While it is notdoubted that streets and sidewalks may, when authorized, be temporarily occupied for private purposes, or for the purposes of the city in the repair of the streets; yet, as said in State v. Berdetta, 73 Ind. 185, “even with respect to temporary use of such streets, it must be borne in mind that it may go to the extent of becoming a public nuisance.”

The primary and principal use of a street, “from side to side and from end to end,” is for public travel. If this primary use is at any time or for any purpose interrupted, the necessity for such interruption must be made to appear by the one that caused it. It must also, by such party, be made to appear that while such obstruction was so permitted, it was made with the least danger to public travel, and was at all times properly guarded.

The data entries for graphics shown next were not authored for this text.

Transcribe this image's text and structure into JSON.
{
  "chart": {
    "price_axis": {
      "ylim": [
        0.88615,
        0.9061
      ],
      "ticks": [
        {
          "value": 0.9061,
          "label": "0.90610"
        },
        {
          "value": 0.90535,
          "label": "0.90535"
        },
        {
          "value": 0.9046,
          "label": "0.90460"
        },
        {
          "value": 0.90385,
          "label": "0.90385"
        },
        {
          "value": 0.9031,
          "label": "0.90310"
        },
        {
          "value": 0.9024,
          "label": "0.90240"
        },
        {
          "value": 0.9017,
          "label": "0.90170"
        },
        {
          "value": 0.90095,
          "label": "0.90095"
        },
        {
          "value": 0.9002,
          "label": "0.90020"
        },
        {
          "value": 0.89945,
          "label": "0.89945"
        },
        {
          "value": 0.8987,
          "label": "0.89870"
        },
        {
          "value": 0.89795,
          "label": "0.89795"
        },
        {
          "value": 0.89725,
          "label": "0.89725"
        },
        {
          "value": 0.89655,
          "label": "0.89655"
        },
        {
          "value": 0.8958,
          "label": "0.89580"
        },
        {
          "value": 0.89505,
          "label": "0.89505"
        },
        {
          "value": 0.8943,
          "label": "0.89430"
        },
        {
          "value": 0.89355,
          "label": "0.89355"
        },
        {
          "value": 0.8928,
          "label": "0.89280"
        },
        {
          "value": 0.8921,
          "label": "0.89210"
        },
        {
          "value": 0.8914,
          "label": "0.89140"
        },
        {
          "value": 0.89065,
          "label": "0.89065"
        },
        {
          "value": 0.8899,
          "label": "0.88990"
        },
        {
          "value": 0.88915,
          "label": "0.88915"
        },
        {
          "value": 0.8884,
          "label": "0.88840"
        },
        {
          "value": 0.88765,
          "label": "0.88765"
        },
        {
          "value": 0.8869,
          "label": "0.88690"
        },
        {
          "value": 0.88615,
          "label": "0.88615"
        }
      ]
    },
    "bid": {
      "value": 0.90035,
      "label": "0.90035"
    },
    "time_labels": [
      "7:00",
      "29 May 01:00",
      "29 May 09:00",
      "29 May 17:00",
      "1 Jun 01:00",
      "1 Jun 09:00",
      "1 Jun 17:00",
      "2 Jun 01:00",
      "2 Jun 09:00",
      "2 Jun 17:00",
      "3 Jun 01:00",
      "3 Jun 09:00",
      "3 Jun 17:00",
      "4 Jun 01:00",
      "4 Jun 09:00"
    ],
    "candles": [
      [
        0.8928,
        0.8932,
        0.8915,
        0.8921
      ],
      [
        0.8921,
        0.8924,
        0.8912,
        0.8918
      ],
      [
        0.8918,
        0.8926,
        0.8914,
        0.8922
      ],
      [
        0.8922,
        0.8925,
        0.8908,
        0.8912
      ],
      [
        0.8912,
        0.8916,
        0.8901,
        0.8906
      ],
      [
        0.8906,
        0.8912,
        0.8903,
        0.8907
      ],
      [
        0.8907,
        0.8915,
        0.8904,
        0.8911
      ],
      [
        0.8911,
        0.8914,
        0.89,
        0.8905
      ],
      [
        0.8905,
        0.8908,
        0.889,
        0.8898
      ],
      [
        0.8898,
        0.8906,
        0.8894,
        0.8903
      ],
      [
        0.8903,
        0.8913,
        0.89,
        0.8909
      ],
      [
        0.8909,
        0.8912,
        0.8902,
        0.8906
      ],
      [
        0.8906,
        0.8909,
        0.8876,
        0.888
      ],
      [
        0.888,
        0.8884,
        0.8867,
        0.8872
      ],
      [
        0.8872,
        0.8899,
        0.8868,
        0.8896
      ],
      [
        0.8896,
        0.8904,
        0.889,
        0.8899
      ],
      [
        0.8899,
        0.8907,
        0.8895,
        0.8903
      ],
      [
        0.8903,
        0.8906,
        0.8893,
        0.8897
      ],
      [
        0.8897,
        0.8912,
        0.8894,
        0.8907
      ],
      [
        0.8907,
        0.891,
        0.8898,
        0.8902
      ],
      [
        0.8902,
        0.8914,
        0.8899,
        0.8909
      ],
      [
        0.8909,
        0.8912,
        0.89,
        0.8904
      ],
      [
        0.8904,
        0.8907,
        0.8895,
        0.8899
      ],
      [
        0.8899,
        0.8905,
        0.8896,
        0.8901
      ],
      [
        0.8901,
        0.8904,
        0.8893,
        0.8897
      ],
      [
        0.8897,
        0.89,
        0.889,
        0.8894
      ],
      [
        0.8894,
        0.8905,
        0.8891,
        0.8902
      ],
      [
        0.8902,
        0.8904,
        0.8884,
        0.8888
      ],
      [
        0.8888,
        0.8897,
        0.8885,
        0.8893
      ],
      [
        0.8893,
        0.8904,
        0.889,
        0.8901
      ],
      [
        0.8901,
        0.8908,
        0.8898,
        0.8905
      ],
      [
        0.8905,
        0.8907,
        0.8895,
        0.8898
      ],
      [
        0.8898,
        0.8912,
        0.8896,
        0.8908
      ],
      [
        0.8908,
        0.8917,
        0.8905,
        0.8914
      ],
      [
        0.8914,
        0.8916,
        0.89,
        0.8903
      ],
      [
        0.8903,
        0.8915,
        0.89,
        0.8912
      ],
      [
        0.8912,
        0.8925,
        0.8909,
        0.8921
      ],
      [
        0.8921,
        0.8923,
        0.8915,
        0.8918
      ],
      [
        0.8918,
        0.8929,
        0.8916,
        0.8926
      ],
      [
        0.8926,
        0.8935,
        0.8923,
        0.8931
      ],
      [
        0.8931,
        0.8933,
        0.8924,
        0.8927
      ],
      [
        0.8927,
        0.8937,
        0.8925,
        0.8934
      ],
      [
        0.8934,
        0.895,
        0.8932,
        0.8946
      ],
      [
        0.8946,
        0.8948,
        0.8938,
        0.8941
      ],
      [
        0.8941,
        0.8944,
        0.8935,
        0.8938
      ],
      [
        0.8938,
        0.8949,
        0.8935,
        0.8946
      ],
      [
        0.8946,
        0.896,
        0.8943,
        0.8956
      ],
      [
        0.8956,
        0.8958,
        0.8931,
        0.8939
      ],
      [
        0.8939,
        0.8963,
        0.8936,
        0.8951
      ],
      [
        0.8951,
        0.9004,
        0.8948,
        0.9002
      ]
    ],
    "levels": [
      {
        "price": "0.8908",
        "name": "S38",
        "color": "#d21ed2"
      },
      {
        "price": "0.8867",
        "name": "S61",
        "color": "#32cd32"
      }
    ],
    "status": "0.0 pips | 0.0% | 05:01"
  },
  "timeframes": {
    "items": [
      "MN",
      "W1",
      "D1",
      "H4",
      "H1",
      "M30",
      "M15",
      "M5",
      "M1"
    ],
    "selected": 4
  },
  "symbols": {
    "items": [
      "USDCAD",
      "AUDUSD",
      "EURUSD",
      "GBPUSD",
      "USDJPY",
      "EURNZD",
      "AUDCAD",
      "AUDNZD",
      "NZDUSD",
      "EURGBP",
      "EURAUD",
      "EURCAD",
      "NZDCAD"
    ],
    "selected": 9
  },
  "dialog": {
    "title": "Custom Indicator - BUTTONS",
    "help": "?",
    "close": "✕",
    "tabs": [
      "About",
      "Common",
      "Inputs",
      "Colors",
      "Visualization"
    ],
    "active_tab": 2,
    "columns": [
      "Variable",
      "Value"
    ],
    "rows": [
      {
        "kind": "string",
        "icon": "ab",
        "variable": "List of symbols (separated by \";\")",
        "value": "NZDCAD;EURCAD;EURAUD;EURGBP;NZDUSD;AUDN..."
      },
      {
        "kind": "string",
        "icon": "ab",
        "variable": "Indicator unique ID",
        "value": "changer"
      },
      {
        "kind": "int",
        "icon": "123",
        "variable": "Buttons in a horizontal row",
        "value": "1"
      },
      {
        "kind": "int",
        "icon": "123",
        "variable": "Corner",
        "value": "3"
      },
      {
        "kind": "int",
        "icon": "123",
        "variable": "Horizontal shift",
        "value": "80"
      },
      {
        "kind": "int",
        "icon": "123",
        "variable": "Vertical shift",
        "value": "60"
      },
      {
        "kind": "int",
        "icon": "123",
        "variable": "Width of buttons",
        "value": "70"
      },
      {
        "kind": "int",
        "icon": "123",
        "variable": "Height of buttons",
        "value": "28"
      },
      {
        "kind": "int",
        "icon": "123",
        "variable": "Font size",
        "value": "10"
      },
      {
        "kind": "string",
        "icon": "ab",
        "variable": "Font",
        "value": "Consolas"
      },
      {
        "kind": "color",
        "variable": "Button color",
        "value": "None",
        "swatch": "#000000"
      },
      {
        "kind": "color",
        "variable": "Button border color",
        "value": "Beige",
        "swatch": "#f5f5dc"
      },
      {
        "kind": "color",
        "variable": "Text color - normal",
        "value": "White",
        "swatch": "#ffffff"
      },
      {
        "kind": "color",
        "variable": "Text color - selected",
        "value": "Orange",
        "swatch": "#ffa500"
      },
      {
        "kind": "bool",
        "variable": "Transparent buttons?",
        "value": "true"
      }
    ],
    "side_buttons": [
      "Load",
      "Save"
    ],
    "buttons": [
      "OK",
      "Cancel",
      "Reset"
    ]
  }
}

It is not absolutely true, therefore, as said in the fourteenth instruction given to the jury, at the request of appellee, that “persons building or repairing buildings have a right to use the street as a depository for building material for a reasonable length of time.” Such right can exist only in case of necessity, and after the taking of due precautions not to injure any person lawfully using the street for public travel. Neither the person so erecting a building nor the city itself can escape liability simply by the issue of a permit to place building materials upon the street. City of Indianapolis v. Doherty, 71 Ind. 5.

Neither is it true absolutely that a city or one of its officials or contractors can occupy the public streets for *679the storage of lumber or other material to be used iuthe repair of streets. The city should have its lumber or storage yard for such purpose, and only such material as may be needed for the repair of any particular street should be brought there, not to be piled up in the street but to be put into the street where needed. Even then, the work should be properly guarded, and, if need be, the street itself should be closed to public travel until the repairs are made.

Filed Apr. 2, 1895.

It appears to us that the instructions given to the jury, when taken together, were calculated to leave the erroneous impression that the city might place or suffer any obstruction on its streets, provided it did not know such obstruction to be actually dangerous to public travel, and that therefore there was no negligence in this case in suffering the lumber to be placed upon the street, unless the city had notice that it was piled there in a dangerous manner. The piling of the lumber in a dangerous manner was, however, but an aggravation of the original wrong in suffering it to be placed upon the street in the first place. There was negligence, prima facie, in suffering the lumber to be piled upon the street; there was additional negligence in suffering it to be piled there in a careless and dangerous manner.

If there was any sufficient reason why the lumber, was rightfully in the street, that was for the appellee, city, to show. The presumption is that an obstruction in the public highway is there wrongfully.

The judgment is reversed, with instructions to grant a new trial.